# Outram Park area for living?



## eternelle (Jun 12, 2012)

Hi!

New to the forum, please be kind  did a search but struggling to find anything. My boyfriend is in Singapore and has started looking for a place to live today. The agent took him to the Outram Park area to see a converted shophouse. He knows nothing about the area and I can't find anything much either. 

What do you think about living in that area? Is there any life in the evening? Food? Bars? Etc?
What about sports facilities as we would not be in a condo? Have found a Fitness First close by, any feedback?

Has anyone else selected a shophouse? 

Thanks!!!


----------



## simonsays (Feb 11, 2009)

shophouses are 'premium' places .. and .. well, they come with their own good and bad.

I never lived in a shop house, but lived next to one, and had friends living in shophouse before they become trendy 

Outram is next to Chnia town - and well, where is his work place ?


----------



## eternelle (Jun 12, 2012)

Hi

Thanks for your feedback. What would you see as positives and negatives?

We will be working in Bugis

Thanks again


----------



## simonsays (Feb 11, 2009)

my 2 cents says don't jump in and commit- go and see other places .. 
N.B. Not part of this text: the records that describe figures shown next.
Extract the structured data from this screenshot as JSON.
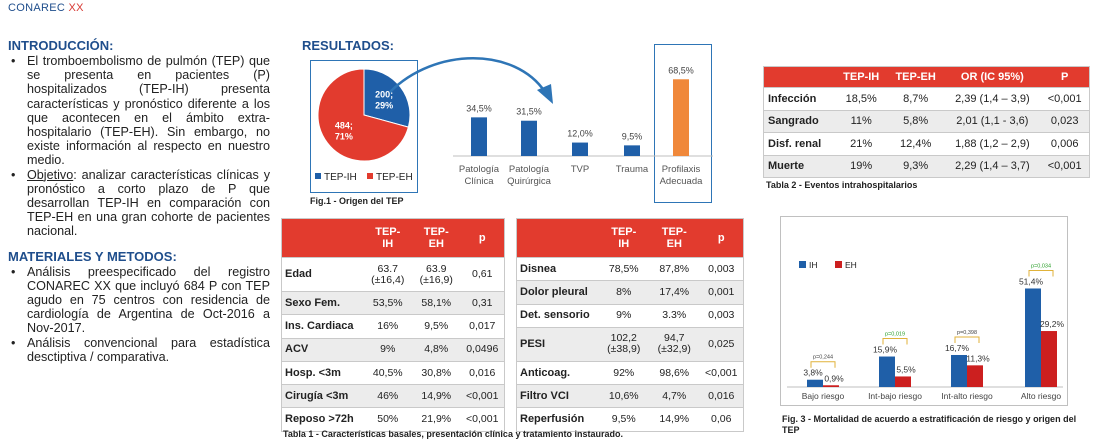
{
  "header": {
    "brand": "CONAREC",
    "brand_suffix": "XX"
  },
  "intro": {
    "title": "INTRODUCCIÓN:",
    "bullet1": "El tromboembolismo de pulmón (TEP) que se presenta en pacientes (P) hospitalizados (TEP-IH) presenta características y pronóstico diferente a los que acontecen en el ámbito extra-hospitalario (TEP-EH). Sin embargo, no existe información al respecto en nuestro medio.",
    "objective_label": "Objetivo",
    "objective_text": ": analizar características clínicas y pronóstico a corto plazo de P que desarrollan TEP-IH en comparación con TEP-EH en una gran cohorte de pacientes nacional."
  },
  "methods": {
    "title": "MATERIALES Y METODOS:",
    "bullet1": "Análisis preespecificado del registro CONAREC XX que incluyó 684 P con TEP agudo en 75 centros con residencia de cardiología de Argentina de Oct-2016 a Nov-2017.",
    "bullet2": "Análisis convencional para estadística desctiptiva / comparativa."
  },
  "results_title": "RESULTADOS:",
  "colors": {
    "red": "#e23b2e",
    "blue": "#1f5fa8",
    "orange": "#f0883a",
    "navy": "#1f4e8c"
  },
  "chart_data": [
    {
      "type": "pie",
      "caption": "Fig.1 - Origen del TEP",
      "slices": [
        {
          "name": "TEP-IH",
          "value": 200,
          "pct": "29%",
          "label_top": "200;",
          "label_bottom": "29%",
          "color": "#1f5fa8"
        },
        {
          "name": "TEP-EH",
          "value": 484,
          "pct": "71%",
          "label_top": "484;",
          "label_bottom": "71%",
          "color": "#e23b2e"
        }
      ]
    },
    {
      "type": "bar",
      "categories": [
        [
          "Patología",
          "Clínica"
        ],
        [
          "Patología",
          "Quirúrgica"
        ],
        [
          "TVP"
        ],
        [
          "Trauma"
        ],
        [
          "Profilaxis",
          "Adecuada"
        ]
      ],
      "values": [
        34.5,
        31.5,
        12.0,
        9.5,
        68.5
      ],
      "labels": [
        "34,5%",
        "31,5%",
        "12,0%",
        "9,5%",
        "68,5%"
      ],
      "colors": [
        "#1f5fa8",
        "#1f5fa8",
        "#1f5fa8",
        "#1f5fa8",
        "#f0883a"
      ],
      "ylim": [
        0,
        75
      ]
    },
    {
      "type": "bar",
      "caption": "Fig. 3 - Mortalidad de acuerdo a estratificación de riesgo y origen del TEP",
      "categories": [
        "Bajo riesgo",
        "Int-bajo riesgo",
        "Int-alto riesgo",
        "Alto riesgo"
      ],
      "series": [
        {
          "name": "IH",
          "values": [
            3.8,
            15.9,
            16.7,
            51.4
          ],
          "labels": [
            "3,8%",
            "15,9%",
            "16,7%",
            "51,4%"
          ],
          "color": "#1f5fa8"
        },
        {
          "name": "EH",
          "values": [
            0.9,
            5.5,
            11.3,
            29.2
          ],
          "labels": [
            "0,9%",
            "5,5%",
            "11,3%",
            "29,2%"
          ],
          "color": "#cc1f1f"
        }
      ],
      "pvalues": [
        "p=0,244",
        "p=0,019",
        "p=0,398",
        "p=0,034"
      ],
      "ylim": [
        0,
        60
      ]
    }
  ],
  "table2": {
    "caption": "Tabla 2 - Eventos intrahospitalarios",
    "headers": [
      "",
      "TEP-IH",
      "TEP-EH",
      "OR (IC 95%)",
      "P"
    ],
    "rows": [
      [
        "Infección",
        "18,5%",
        "8,7%",
        "2,39 (1,4 – 3,9)",
        "<0,001"
      ],
      [
        "Sangrado",
        "11%",
        "5,8%",
        "2,01 (1,1 - 3,6)",
        "0,023"
      ],
      [
        "Disf. renal",
        "21%",
        "12,4%",
        "1,88 (1,2 – 2,9)",
        "0,006"
      ],
      [
        "Muerte",
        "19%",
        "9,3%",
        "2,29 (1,4 – 3,7)",
        "<0,001"
      ]
    ]
  },
  "table1": {
    "caption": "Tabla 1 - Características basales, presentación clínica  y tratamiento instaurado.",
    "left": {
      "headers": [
        "",
        "TEP-\nIH",
        "TEP-\nEH",
        "p"
      ],
      "rows": [
        [
          "Edad",
          "63.7\n(±16,4)",
          "63.9\n(±16,9)",
          "0,61"
        ],
        [
          "Sexo Fem.",
          "53,5%",
          "58,1%",
          "0,31"
        ],
        [
          "Ins. Cardiaca",
          "16%",
          "9,5%",
          "0,017"
        ],
        [
          "ACV",
          "9%",
          "4,8%",
          "0,0496"
        ],
        [
          "Hosp. <3m",
          "40,5%",
          "30,8%",
          "0,016"
        ],
        [
          "Cirugía <3m",
          "46%",
          "14,9%",
          "<0,001"
        ],
        [
          "Reposo >72h",
          "50%",
          "21,9%",
          "<0,001"
        ]
      ]
    },
    "right": {
      "headers": [
        "",
        "TEP-\nIH",
        "TEP-\nEH",
        "p"
      ],
      "rows": [
        [
          "Disnea",
          "78,5%",
          "87,8%",
          "0,003"
        ],
        [
          "Dolor pleural",
          "8%",
          "17,4%",
          "0,001"
        ],
        [
          "Det. sensorio",
          "9%",
          "3.3%",
          "0,003"
        ],
        [
          "PESI",
          "102,2\n(±38,9)",
          "94,7\n(±32,9)",
          "0,025"
        ],
        [
          "Anticoag.",
          "92%",
          "98,6%",
          "<0,001"
        ],
        [
          "Filtro VCI",
          "10,6%",
          "4,7%",
          "0,016"
        ],
        [
          "Reperfusión",
          "9,5%",
          "14,9%",
          "0,06"
        ]
      ]
    }
  }
}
Plus and negatives ? Well .. let me pen them later


----------



## eternelle (Jun 12, 2012)

Hi. Thanks for any advice you can provide to make this less stressful! We won't be signing anything as he has only seen 2 places so far, with more lined up. We were discussing whether it goes on the short list as he liked the flat, just wondering about the neighbourhood.


----------